Missouri City Council voted Monday night to take steps that could lead to the city’s acquisition of the troubled Quail Valley Country Club, for conversion into a city-owned facility.
After discussing the matter in an executive session prior to Monday’s regular council meeting, council members voted unanimously to hire a consultant to assist in developing a business plan for structuring an acquisition, and authorizing city staff to negotiate toward such a deal.
The club, owned by Renaissance Golf Group LLC of Dublin, Ohio, is essentially bankrupt, Missouri City Mayor Allen Owen said during a break in the meeting.
Quail Valley Fund, a homeowners association that had been in negotiations for months to buy the country club, informed the club’s owner that it was withdrawing from those talks to see whether the city could strike a favorable deal, QVF Board President George Everitt told FortBendNow last week.
The troubled country club includes roughly 400 acres and 36 holes, plus an “executive” 9-hole course and a par-3 9-hole course that Councilman Jerry Wyatt said “may or may not” be included in any acquisition deal.
Wyatt indicated the country club’s tennis center would be part of the deal, should the city decide to make an acquisition offer. Ironically, Mayor Owen said the tennis center “will be foreclosed on as of tomorrow.”

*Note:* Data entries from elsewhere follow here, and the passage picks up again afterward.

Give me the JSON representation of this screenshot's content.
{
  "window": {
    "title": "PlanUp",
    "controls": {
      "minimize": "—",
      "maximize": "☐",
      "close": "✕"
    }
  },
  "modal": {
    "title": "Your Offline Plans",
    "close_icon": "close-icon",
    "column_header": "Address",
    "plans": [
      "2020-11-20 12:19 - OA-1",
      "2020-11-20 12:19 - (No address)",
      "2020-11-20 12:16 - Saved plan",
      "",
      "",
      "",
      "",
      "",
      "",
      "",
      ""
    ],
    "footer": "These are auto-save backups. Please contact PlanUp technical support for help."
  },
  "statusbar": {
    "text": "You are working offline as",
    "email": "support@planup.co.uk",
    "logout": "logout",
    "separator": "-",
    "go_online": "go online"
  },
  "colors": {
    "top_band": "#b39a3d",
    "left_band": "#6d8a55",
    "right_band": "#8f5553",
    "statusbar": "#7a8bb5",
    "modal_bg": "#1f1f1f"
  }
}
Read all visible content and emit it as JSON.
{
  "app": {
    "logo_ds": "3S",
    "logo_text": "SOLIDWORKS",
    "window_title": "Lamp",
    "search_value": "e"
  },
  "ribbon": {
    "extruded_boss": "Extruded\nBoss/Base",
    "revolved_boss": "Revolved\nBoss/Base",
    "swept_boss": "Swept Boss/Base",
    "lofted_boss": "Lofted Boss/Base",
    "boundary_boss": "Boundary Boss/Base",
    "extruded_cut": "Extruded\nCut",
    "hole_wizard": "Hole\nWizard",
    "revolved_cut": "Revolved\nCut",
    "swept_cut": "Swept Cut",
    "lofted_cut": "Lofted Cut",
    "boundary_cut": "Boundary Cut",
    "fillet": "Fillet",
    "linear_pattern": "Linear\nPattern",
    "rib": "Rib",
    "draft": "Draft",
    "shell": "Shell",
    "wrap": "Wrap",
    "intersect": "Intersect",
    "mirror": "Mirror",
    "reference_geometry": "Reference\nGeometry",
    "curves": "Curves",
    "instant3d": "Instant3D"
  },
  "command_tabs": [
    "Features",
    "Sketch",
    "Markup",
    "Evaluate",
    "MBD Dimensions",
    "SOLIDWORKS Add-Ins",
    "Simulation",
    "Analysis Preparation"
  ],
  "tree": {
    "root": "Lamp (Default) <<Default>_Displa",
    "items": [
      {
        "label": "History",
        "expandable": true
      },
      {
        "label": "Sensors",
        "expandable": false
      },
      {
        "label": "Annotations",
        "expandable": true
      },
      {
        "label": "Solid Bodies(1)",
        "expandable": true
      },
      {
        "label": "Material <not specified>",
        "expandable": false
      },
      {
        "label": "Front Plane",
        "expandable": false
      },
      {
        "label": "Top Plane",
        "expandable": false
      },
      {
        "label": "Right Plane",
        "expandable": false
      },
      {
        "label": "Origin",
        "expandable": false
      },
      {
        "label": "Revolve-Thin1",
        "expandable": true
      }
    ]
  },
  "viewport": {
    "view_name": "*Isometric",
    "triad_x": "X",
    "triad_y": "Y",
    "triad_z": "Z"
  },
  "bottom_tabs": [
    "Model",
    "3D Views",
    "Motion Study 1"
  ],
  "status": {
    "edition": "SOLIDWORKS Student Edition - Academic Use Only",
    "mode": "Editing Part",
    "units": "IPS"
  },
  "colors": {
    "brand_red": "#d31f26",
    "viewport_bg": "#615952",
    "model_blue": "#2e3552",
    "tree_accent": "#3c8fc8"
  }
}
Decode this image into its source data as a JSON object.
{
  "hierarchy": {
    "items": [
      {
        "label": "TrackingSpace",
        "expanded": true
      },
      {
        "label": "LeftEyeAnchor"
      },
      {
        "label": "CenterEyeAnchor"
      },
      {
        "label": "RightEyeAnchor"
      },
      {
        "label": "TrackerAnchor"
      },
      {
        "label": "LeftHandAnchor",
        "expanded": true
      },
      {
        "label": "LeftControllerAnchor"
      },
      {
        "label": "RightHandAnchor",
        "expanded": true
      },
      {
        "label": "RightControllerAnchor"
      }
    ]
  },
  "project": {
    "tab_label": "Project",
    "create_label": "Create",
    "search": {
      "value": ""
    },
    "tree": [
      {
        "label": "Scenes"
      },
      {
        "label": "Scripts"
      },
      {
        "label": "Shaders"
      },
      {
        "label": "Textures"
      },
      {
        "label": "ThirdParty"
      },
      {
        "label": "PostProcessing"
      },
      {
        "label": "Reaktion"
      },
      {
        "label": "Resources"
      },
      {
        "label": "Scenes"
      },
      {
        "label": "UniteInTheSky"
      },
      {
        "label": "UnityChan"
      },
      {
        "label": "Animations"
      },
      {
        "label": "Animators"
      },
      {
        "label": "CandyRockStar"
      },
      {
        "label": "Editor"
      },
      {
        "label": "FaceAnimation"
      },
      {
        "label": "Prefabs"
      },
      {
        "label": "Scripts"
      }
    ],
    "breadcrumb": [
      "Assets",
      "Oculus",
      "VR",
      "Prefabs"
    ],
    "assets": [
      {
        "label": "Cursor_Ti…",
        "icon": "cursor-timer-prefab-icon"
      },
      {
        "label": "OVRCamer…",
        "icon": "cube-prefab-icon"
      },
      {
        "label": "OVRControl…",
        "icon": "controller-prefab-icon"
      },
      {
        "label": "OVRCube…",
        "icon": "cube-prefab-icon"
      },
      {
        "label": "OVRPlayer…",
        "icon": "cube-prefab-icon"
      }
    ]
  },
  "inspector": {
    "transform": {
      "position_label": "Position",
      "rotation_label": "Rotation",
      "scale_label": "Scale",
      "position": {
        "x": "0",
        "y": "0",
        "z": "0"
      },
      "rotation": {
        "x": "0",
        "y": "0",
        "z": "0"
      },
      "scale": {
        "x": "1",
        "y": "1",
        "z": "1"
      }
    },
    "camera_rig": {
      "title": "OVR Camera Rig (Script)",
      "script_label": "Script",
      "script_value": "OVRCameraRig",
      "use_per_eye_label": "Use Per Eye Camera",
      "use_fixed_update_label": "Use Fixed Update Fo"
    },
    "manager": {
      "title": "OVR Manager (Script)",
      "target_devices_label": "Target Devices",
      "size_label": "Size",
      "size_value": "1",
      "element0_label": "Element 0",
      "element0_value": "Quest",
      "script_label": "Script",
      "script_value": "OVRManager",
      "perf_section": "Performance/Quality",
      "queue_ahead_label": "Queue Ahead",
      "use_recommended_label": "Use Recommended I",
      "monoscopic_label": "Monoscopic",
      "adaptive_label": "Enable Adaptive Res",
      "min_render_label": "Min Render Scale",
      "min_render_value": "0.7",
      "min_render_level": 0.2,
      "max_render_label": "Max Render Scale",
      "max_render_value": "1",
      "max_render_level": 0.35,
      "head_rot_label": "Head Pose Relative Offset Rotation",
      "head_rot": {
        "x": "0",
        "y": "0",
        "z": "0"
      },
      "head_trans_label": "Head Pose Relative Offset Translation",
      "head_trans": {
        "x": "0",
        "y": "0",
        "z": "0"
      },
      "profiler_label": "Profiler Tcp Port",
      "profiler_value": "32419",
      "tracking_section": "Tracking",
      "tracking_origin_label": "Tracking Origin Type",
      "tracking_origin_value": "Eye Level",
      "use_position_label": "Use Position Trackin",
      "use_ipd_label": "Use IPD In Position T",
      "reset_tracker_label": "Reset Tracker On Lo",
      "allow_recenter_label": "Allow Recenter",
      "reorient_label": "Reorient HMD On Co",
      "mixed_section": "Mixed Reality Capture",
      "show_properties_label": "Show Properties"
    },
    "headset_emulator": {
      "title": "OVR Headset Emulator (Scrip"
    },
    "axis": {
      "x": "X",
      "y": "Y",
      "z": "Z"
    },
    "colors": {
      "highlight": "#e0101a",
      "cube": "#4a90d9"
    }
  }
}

To complicate matters further, a packed house attending the council meeting learned that when Renaissance Golf Group acquired the club, for some unknown reason, it failed to buy between 12 and 13 acres that consists of a lake used for drainage, and much of the 7th fairway of the course. Owen said about $14,000 in back taxes are owed on that parcel, and a constable’s auction is scheduled for Tuesday to sell the property in lieu of the taxes owed.
The council passed a resolution authorizing the city to attend the auction and acquire the parcel.
Owen said there are also back taxes due on the country club itself, and on the tennis center, adding “there are lenders not being paid” and vendors not being paid.
If negotiations with the club’s owner were to fail, both Wyatt and Owen suggested the city could, if necessary, acquire the course through other means. The mayor said in an interview the city could do so through eminent domain. Wyatt said the city could use condemnation, which he called “a tool…something we may or may not use.”
No one among an audience of perhaps 125 people spoke against the idea, and spontaneous applause erupted occasionally as council members expressed support for trying to buy the country club.
Still, the move is controversial. Some council members hinted that acquiring and operating the country club would require a property tax increase.
Councilwoman Eunice Reiter said figures provided to council show the annual cost of operating the country club is between $3 million and $3.5 million, which doesn’t include debt service. However, revenue, according to an estimate Reiter indicated may be generous, was pegged at only $2 million.
“You’ve got a $2 million disparity,” she said, questioning whether greens fees and golf cart rentals could be sufficient to operate the club at a profit.
Also, Wyatt and Owen both said rumors have surfaced that they and council members Buddy Jimerson and Brett Kolaja may have a conflict of interest because the four all live in Quail Valley.
“Obviously some people in Quail Valley are going to reap some benefits because the club is in Quail Valley,” Wyatt said. “That’s just the way it is.”
Jimerson said he supports the deal, and although he lives in Quail Valley “I’m not a golfer.”
“I’ve played with you,” Owen interjected. “I agree.”
“I don’t want people saying ‘you’re taking care of your own subdivision first,’” Owen said later. “I don’t feel like I have a conflict of interest. If people want to criticize us…then they are not thinking beyond their back yard.”
The mayor said property values have been hurt by uncertainty over the future of the country club – something news reports show he was concerned with nearly two years ago.
Owen said today there’s probably not a street within Quail Valley that doesn’t have at least one house for sale. He said uncertainty over the fate of the country club has accounted for nervousness on nearby homeowners’ parts, adding, “people are afraid of what’s going to happen.”
“Quail Valley is the heart of this city. You can’t live without your heart, and that’s what this is about,’ the mayor said. “And that’s not to say it’s more important than any other part of the city.”
Said Wyatt, “We’re always getting accused of, well, ‘Sugar Land has this’ and ‘Sugar Land has that.’ Well, Sugar Land doesn’t have a golf course.”